In conclusion, in this study of participants with moderate CKD and type 2 diabetes, we found subclinical cardiac arrhythmias to be common, as nearly half of the participants experienced cardiac arrhythmias detected by mobile cardiac telemetry. Subclinical cardiac arrhythmias may be important precursors to clinically significant cardiovascular events, including sudden cardiac death. Further data are needed to determine whether treatment of subclinical cardiac arrhythmias reduce cardiovascular complications and improve overall survival in this high-risk CKD population.
Disclosures
None.
Acknowledgments
N.A. and N.B. contributed to the conception, design, data acquisition, analysis and interpretation of the data, and manuscript drafting and critical revisions. L.R.Z. contributed to the data analysis and manuscript draft editing. C.H. and N.R. contributed to data acquisition. I.H.d.B., I.B.H., and D.T. contributed to the critical editing and reviewing of the manuscript. All of the authors gave their final approval to this version of the manuscript and are accountable for all aspects of this work.
This work was supported by an American Diabetes Association grant (number 4-15-CKD-20) (Principal Investigator I.H.d.B.) and an unrestricted fund from the Northwest Kidney Centers. The SEEQ devices were supplied by Medtronic.

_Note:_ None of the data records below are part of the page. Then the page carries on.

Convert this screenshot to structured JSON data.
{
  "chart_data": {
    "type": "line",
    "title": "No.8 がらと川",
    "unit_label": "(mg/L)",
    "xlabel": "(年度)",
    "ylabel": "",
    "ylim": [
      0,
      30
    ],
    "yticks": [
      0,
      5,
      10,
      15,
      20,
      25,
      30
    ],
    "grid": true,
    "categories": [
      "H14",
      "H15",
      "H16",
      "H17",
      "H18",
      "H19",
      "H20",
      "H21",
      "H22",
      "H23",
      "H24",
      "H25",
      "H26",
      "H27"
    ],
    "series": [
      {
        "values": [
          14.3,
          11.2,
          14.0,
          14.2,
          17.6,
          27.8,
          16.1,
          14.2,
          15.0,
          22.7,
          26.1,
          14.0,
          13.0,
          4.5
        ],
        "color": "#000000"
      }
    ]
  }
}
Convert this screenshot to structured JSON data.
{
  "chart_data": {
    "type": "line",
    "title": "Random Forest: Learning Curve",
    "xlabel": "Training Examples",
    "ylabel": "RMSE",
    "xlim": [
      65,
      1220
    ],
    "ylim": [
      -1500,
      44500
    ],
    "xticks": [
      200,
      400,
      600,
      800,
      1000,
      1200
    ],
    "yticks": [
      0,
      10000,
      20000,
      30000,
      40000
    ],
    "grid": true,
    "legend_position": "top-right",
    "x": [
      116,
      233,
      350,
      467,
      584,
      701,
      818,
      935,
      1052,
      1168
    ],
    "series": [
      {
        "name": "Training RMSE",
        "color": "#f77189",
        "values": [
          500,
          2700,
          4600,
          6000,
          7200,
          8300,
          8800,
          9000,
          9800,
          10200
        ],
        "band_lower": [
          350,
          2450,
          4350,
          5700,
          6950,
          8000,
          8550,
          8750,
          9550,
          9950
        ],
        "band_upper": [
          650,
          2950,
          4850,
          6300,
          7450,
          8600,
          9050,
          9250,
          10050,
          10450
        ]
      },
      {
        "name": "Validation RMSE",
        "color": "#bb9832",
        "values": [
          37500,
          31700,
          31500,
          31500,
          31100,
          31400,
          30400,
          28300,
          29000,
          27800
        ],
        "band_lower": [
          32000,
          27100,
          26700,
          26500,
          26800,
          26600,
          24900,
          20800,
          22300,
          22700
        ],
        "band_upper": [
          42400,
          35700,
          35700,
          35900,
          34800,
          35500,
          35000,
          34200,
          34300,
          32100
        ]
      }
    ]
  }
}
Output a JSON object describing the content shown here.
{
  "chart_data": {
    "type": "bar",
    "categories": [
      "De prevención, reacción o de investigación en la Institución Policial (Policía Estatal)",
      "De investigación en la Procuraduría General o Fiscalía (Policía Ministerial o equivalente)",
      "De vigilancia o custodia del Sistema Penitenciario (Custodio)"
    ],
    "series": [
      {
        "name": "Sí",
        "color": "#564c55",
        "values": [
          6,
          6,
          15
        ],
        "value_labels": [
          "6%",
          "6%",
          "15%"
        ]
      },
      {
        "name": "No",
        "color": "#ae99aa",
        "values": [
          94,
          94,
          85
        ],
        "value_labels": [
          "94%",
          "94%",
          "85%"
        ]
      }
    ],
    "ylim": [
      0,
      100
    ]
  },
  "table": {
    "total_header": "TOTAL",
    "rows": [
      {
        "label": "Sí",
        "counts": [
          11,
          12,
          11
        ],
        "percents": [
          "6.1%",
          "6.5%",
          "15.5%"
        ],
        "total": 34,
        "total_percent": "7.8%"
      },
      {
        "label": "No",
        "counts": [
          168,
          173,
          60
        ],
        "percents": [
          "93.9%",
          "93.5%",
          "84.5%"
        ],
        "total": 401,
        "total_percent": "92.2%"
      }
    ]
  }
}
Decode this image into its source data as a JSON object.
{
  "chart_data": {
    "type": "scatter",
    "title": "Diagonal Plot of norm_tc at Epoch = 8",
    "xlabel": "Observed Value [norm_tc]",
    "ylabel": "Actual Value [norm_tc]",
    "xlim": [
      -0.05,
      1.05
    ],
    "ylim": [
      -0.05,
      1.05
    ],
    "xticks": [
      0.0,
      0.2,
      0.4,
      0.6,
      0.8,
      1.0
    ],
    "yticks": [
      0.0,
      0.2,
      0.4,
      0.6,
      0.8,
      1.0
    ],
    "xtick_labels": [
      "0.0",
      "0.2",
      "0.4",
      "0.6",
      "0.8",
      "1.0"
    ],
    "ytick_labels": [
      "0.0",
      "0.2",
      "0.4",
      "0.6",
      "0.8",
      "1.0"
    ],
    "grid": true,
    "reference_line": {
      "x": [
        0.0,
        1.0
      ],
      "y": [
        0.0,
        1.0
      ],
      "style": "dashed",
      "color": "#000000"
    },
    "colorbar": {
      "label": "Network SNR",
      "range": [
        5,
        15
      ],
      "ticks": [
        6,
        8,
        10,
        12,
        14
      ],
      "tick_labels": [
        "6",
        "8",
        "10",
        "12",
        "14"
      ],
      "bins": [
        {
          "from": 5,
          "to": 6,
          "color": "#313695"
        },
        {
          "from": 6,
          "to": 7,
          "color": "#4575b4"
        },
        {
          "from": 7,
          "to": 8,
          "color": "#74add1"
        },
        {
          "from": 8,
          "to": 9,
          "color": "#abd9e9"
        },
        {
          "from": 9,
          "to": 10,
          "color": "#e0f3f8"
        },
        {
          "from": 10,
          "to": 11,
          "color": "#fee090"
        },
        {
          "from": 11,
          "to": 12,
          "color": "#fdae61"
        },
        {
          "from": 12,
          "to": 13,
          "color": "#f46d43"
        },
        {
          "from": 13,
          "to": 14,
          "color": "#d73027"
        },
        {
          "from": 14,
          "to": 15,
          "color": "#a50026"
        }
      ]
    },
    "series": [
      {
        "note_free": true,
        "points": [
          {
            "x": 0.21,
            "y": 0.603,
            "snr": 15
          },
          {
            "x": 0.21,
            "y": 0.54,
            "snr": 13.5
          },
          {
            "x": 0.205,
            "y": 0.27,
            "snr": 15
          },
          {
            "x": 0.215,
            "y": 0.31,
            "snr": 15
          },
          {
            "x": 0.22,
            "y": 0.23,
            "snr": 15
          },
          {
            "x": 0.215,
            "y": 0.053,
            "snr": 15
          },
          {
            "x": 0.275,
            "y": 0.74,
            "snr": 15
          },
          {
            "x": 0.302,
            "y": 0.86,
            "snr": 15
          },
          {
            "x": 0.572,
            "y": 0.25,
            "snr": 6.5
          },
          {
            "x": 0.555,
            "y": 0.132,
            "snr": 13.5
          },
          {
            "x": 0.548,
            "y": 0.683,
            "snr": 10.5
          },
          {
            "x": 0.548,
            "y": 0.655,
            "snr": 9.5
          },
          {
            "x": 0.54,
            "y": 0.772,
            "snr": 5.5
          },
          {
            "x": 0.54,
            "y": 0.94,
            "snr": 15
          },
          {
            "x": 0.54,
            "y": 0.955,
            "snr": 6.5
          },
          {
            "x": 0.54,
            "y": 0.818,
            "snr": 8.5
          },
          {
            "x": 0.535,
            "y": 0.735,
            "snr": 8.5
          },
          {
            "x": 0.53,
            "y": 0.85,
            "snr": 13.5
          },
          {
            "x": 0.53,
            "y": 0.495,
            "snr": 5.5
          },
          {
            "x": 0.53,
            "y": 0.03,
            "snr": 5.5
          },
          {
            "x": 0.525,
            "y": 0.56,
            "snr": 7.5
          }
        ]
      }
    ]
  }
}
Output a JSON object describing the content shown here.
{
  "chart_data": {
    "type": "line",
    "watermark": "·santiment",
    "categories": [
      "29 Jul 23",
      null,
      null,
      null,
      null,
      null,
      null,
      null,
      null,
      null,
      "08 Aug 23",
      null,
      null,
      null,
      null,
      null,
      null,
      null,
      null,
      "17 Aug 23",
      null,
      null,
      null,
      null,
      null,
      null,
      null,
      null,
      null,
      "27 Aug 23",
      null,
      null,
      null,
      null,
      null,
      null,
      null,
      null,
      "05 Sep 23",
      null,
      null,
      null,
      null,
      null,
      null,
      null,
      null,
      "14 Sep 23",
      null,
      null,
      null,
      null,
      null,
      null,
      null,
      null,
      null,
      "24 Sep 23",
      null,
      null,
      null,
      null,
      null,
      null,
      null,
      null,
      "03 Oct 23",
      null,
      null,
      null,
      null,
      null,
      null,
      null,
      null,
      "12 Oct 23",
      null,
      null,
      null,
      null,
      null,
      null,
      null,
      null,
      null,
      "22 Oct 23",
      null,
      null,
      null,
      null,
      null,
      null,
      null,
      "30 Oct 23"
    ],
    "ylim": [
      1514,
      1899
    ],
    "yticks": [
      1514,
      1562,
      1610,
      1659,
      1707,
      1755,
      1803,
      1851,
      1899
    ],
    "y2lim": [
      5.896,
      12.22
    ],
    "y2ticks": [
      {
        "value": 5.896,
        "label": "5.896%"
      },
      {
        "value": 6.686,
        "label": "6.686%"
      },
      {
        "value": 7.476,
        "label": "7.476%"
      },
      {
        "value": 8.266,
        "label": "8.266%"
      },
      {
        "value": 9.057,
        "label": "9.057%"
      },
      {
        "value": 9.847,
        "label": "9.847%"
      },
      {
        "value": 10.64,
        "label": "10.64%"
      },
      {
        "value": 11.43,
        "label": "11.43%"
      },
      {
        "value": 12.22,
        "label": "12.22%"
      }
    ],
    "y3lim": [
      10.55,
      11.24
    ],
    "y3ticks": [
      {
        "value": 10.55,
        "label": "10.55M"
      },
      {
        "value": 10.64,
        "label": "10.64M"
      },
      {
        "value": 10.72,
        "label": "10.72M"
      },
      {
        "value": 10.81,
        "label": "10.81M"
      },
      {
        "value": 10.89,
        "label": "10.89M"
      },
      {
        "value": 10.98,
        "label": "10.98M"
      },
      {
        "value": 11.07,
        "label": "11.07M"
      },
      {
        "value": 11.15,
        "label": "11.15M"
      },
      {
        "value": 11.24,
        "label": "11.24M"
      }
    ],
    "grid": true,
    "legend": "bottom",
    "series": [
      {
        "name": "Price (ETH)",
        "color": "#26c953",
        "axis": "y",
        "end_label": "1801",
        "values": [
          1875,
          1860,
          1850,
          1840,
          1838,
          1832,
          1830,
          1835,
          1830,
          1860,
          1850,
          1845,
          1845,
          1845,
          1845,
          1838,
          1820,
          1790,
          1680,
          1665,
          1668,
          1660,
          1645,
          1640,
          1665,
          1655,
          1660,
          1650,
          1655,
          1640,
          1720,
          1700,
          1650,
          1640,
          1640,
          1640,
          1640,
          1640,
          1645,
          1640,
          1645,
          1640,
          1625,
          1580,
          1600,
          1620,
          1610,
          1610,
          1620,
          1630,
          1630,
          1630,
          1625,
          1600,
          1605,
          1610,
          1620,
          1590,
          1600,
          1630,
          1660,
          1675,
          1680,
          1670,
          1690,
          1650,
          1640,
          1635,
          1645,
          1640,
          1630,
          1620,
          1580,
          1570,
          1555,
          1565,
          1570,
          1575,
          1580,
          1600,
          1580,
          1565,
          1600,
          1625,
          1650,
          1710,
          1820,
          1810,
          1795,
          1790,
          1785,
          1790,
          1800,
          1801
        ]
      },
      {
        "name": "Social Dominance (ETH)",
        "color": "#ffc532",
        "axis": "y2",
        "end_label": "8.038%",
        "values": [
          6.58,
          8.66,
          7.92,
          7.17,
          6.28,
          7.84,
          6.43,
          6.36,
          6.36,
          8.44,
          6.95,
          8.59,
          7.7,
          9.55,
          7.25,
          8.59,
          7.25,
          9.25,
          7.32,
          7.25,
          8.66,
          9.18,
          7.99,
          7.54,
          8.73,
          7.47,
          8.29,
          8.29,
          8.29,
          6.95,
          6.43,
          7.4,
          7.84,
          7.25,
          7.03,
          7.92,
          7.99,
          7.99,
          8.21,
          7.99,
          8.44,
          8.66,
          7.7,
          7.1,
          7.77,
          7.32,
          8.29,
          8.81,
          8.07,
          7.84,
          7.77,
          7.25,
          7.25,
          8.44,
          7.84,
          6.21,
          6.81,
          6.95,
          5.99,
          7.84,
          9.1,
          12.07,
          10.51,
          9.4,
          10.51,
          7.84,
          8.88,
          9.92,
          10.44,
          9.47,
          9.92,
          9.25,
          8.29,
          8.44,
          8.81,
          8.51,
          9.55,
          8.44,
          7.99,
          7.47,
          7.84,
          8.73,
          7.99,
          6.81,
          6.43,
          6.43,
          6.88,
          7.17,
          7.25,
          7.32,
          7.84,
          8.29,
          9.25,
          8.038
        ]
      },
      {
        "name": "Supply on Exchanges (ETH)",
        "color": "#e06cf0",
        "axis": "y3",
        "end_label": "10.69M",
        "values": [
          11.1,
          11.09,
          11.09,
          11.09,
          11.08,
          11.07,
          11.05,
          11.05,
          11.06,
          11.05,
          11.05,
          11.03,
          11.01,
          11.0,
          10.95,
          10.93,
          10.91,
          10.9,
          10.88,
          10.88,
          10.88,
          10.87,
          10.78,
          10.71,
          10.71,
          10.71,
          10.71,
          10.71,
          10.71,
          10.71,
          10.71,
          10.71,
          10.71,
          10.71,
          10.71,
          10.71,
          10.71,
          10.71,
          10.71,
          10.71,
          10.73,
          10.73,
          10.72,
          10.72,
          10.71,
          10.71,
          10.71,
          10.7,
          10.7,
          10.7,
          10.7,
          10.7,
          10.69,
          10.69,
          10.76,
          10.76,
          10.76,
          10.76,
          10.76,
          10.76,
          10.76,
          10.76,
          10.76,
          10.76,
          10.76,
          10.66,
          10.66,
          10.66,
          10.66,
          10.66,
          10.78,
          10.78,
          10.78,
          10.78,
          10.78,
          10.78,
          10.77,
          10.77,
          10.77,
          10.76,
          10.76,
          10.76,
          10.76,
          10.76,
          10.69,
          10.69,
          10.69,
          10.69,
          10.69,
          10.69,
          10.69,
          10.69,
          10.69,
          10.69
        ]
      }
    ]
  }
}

Because I.H.d.B. is a Deputy Editor of the Clinical Journal of the American Society of Nephrology, he was not involved in the peer review process for this manuscript. Another editor oversaw the peer review and decision-making process for this manuscript.
Supplemental Material
This article contains the following supplemental material online at http://cjasn.asnjournals.org/lookup/suppl/doi:10.2215/CJN.09420818/-/DCSupplemental.
Supplemental Figure 1. Continuous Glucose Monitoring to Assess Glycemia in CKD (CANDY) study activities.
Supplemental Figure 2. Rates of physician-adjudicated arrhythmias in participants with CKD with and without a history of clinical cardiovascular disease. Bars represent rate per person-year. CVD, cardiovascular disease including clinical diagnosis of coronary disease, heart failure, or stroke.
Supplemental Figure 3. Rates of physician-adjudicated arrhythmias in participants with CKD using and not using β-blockers or non-DHP CCBs. Bars represent rate per person-year. CCB, calcium channel blocker.